Bretagne pionnière : l'ia s'infiltre dans les lycées, un pas de plus vers la surveillance

La région de Bretagne s'apprête à franchir un cap audacieux, voire controversé, en intégrant l'intelligence artificielle au sein de son système éducatif. La nouvelle loi sur l'éducation numérique, actuellement en phase de finalisation par la Xunta, prévoit l’autorisation d’utiliser ces technologies pour détecter les difficultés d'apprentissage et adapter les programmes scolaires à chaque élève.

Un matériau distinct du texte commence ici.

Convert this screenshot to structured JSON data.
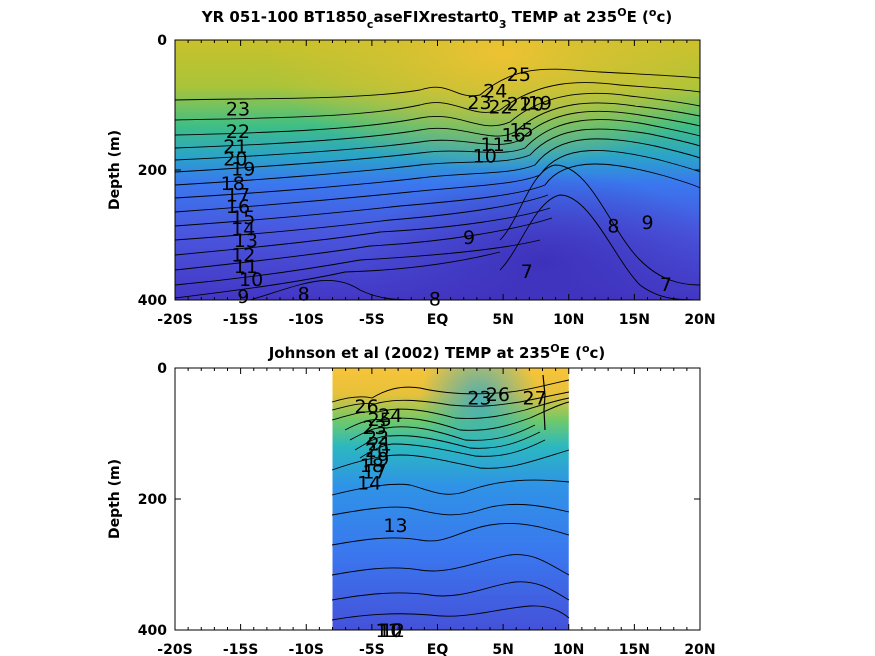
{
  "chart_data": [
    {
      "type": "contour",
      "title_main": "YR 051-100 BT1850",
      "title_sub1": "c",
      "title_mid": "aseFIXrestart0",
      "title_sub2": "3",
      "title_tail": " TEMP at 235",
      "title_deg": "O",
      "title_unit_open": "E (",
      "title_unit_deg": "o",
      "title_unit_close": "c)",
      "ylabel": "Depth (m)",
      "x_ticks": [
        "-20S",
        "-15S",
        "-10S",
        "-5S",
        "EQ",
        "5N",
        "10N",
        "15N",
        "20N"
      ],
      "x_values": [
        -20,
        -15,
        -10,
        -5,
        0,
        5,
        10,
        15,
        20
      ],
      "y_ticks": [
        "0",
        "200",
        "400"
      ],
      "y_values": [
        0,
        200,
        400
      ],
      "xlim": [
        -20,
        20
      ],
      "ylim": [
        0,
        400
      ],
      "data_extent": [
        -20,
        20
      ],
      "contour_labels": [
        {
          "text": "25",
          "x": 6.2,
          "y": 52
        },
        {
          "text": "24",
          "x": 4.4,
          "y": 78
        },
        {
          "text": "23",
          "x": 3.2,
          "y": 95
        },
        {
          "text": "22",
          "x": 4.8,
          "y": 102
        },
        {
          "text": "21",
          "x": 6.2,
          "y": 98
        },
        {
          "text": "20",
          "x": 7.2,
          "y": 98
        },
        {
          "text": "19",
          "x": 7.8,
          "y": 96
        },
        {
          "text": "23",
          "x": -15.2,
          "y": 105
        },
        {
          "text": "22",
          "x": -15.2,
          "y": 140
        },
        {
          "text": "21",
          "x": -15.4,
          "y": 163
        },
        {
          "text": "20",
          "x": -15.4,
          "y": 182
        },
        {
          "text": "19",
          "x": -14.8,
          "y": 198
        },
        {
          "text": "18",
          "x": -15.6,
          "y": 220
        },
        {
          "text": "17",
          "x": -15.2,
          "y": 238
        },
        {
          "text": "16",
          "x": -15.2,
          "y": 255
        },
        {
          "text": "15",
          "x": -14.8,
          "y": 272
        },
        {
          "text": "14",
          "x": -14.8,
          "y": 290
        },
        {
          "text": "13",
          "x": -14.6,
          "y": 308
        },
        {
          "text": "12",
          "x": -14.8,
          "y": 330
        },
        {
          "text": "11",
          "x": -14.6,
          "y": 348
        },
        {
          "text": "10",
          "x": -14.2,
          "y": 368
        },
        {
          "text": "9",
          "x": -14.8,
          "y": 394
        },
        {
          "text": "8",
          "x": -10.2,
          "y": 390
        },
        {
          "text": "8",
          "x": -0.2,
          "y": 398
        },
        {
          "text": "9",
          "x": 2.4,
          "y": 303
        },
        {
          "text": "10",
          "x": 3.6,
          "y": 178
        },
        {
          "text": "11",
          "x": 4.2,
          "y": 160
        },
        {
          "text": "16",
          "x": 5.8,
          "y": 145
        },
        {
          "text": "15",
          "x": 6.4,
          "y": 138
        },
        {
          "text": "7",
          "x": 6.8,
          "y": 355
        },
        {
          "text": "8",
          "x": 13.4,
          "y": 285
        },
        {
          "text": "9",
          "x": 16.0,
          "y": 280
        },
        {
          "text": "7",
          "x": 17.4,
          "y": 375
        }
      ]
    },
    {
      "type": "contour",
      "title_main": "Johnson et al (2002) TEMP at 235",
      "title_deg": "O",
      "title_unit_open": "E (",
      "title_unit_deg": "o",
      "title_unit_close": "c)",
      "ylabel": "Depth (m)",
      "x_ticks": [
        "-20S",
        "-15S",
        "-10S",
        "-5S",
        "EQ",
        "5N",
        "10N",
        "15N",
        "20N"
      ],
      "x_values": [
        -20,
        -15,
        -10,
        -5,
        0,
        5,
        10,
        15,
        20
      ],
      "y_ticks": [
        "0",
        "200",
        "400"
      ],
      "y_values": [
        0,
        200,
        400
      ],
      "xlim": [
        -20,
        20
      ],
      "ylim": [
        0,
        400
      ],
      "data_extent": [
        -8,
        10
      ],
      "contour_labels": [
        {
          "text": "26",
          "x": -5.4,
          "y": 58
        },
        {
          "text": "25",
          "x": -4.4,
          "y": 78
        },
        {
          "text": "24",
          "x": -3.6,
          "y": 72
        },
        {
          "text": "23",
          "x": -4.8,
          "y": 90
        },
        {
          "text": "22",
          "x": -4.6,
          "y": 105
        },
        {
          "text": "21",
          "x": -4.4,
          "y": 115
        },
        {
          "text": "20",
          "x": -4.6,
          "y": 125
        },
        {
          "text": "19",
          "x": -4.6,
          "y": 138
        },
        {
          "text": "18",
          "x": -5.0,
          "y": 148
        },
        {
          "text": "17",
          "x": -4.8,
          "y": 158
        },
        {
          "text": "14",
          "x": -5.2,
          "y": 175
        },
        {
          "text": "13",
          "x": -3.2,
          "y": 240
        },
        {
          "text": "23",
          "x": 3.2,
          "y": 45
        },
        {
          "text": "26",
          "x": 4.6,
          "y": 40
        },
        {
          "text": "27",
          "x": 7.4,
          "y": 45
        },
        {
          "text": "12",
          "x": -3.4,
          "y": 550
        },
        {
          "text": "11",
          "x": -3.8,
          "y": 657
        },
        {
          "text": "10",
          "x": -3.6,
          "y": 756
        }
      ]
    }
  ]
}
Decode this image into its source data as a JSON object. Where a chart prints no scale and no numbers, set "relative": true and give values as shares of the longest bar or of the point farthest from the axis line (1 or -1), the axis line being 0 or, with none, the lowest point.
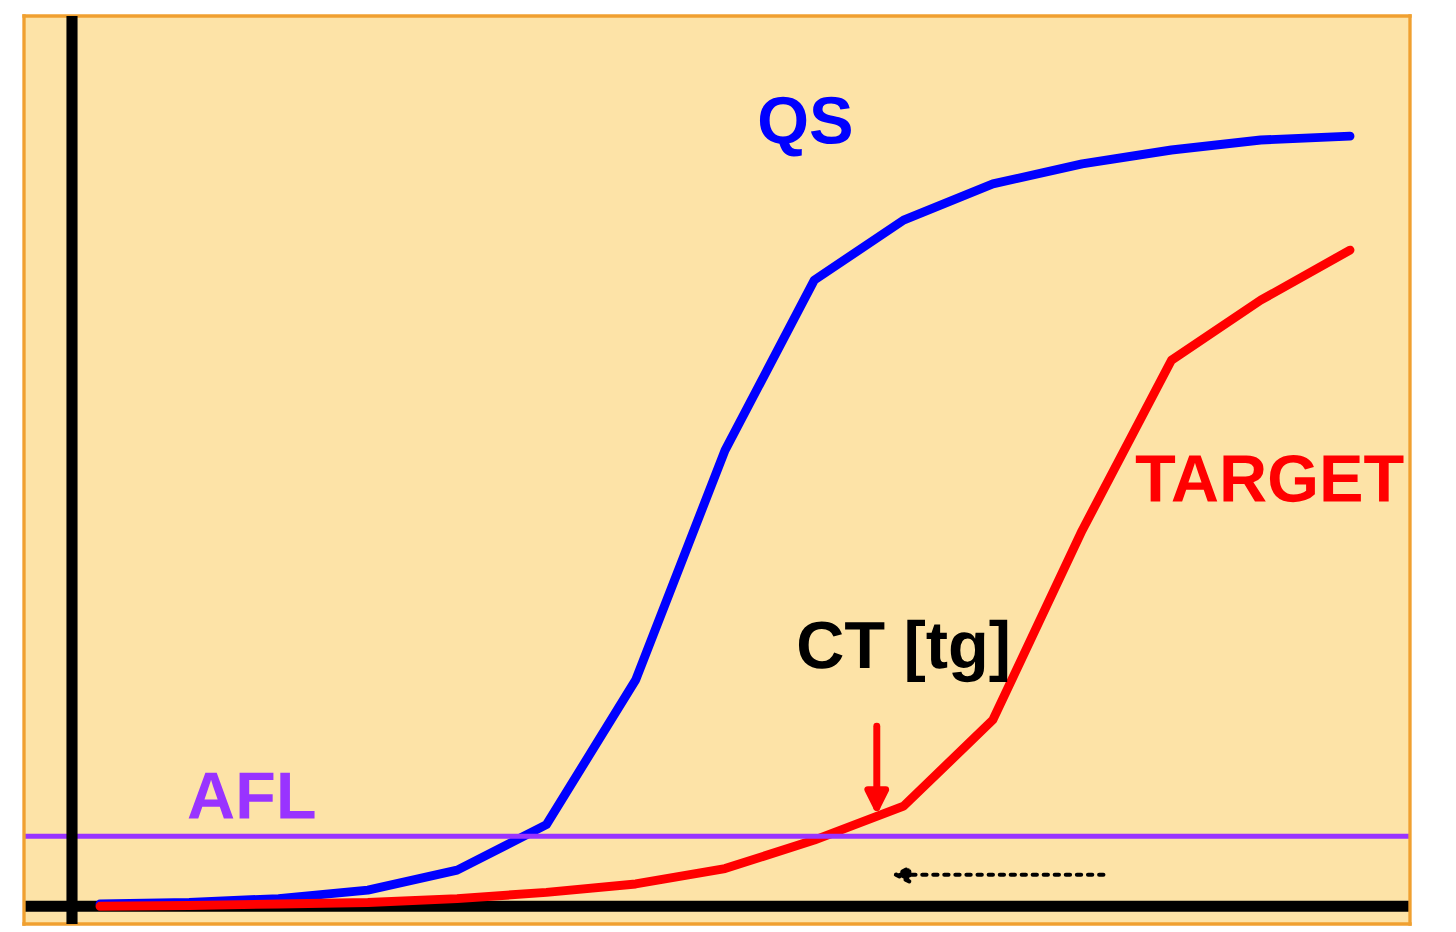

Une innovation prometteuse, mais avec des réserves importantes

Le conseiller régional de l'Éducation et de la Science, Romain Rodriguez, insiste sur l'ambition de la Bretagne : devenir un pionnier au niveau national. L’objectif ? Réformer le paysage éducatif français, tout en limitant l'utilisation des appareils numériques en classe, une mesure jugée nécessaire pour préserver l'attention des élèves.

L'annonce, faite lors du Congrès « Intelligence Artificielle et Éducation » à Saint-Jacques-de-Compostelle, souligne les potentiels bénéfices de l’IA, mais avec une prudence mesurée. Il ne s'agit pas d'une révolution, mais d'un outil d’assistance, soumis à une supervision humaine constante. Le risque, comme toujours, réside dans la déshumanisation du processus d’apprentissage.

Des restrictions précises pour éviter les abus

Des restrictions précises pour éviter les abus

La loi établira un cadre strict. À partir de la cinquième année de l'enseignement primaire, l’utilisation des dispositifs numériques sera individualisée, entre 10 et 11 ans. En dessous, elle restera collective et sous le contrôle direct du personnel enseignant. Mais le véritable cœur de la loi réside dans la définition des usages autorisés et interdits de l'IA dans l'enseignement.

L'ia, un allié, pas un remplaçant

Les usages autorisés incluent la détection précoce des difficultés d'apprentissage et la fourniture de ressources pédagogiques personnalisées. On peut imaginer la génération automatique de supports multimédias, d'exercices adaptés, de traductions, ou encore la proposition de projets, toujours sous le contrôle vigilant des enseignants. Cependant, une ligne est clairement tracée : l'IA ne pourra jamais prendre des décisions académiques, organisationnelles ou administratives, ni remplacer le jugement professionnel.

L'intimité, une priorité absolue

L’utilisation de systèmes de reconnaissance faciale, d'analyse émotionnelle, de suivi biométrique, ou tout autre dispositif de contrôle automatisé du comportement des élèves est explicitement interdite. Il s’agit de protéger l'intimité, la dignité et les droits fondamentaux de chaque enfant. C'est une ligne rouge que la Bretagne ne peut pas franchir. La surveillance algorithmique, même sous couvert d'amélioration de l'efficacité, est une menace inacceptable pour l'avenir de notre jeunesse.

Un pas vers un équilibre délicat

La consultation publique préalable, menée en février de l'année dernière, a permis de recueillir des avis précieux. La loi s'appuie désormais sur ces retours d'expérience pour affiner les règles à suivre. Il s'agit de trouver un équilibre délicat entre l'exploitation des avancées technologiques et la préservation des valeurs fondamentales de l'éducation : l'attention, la relation humaine, la pensée critique.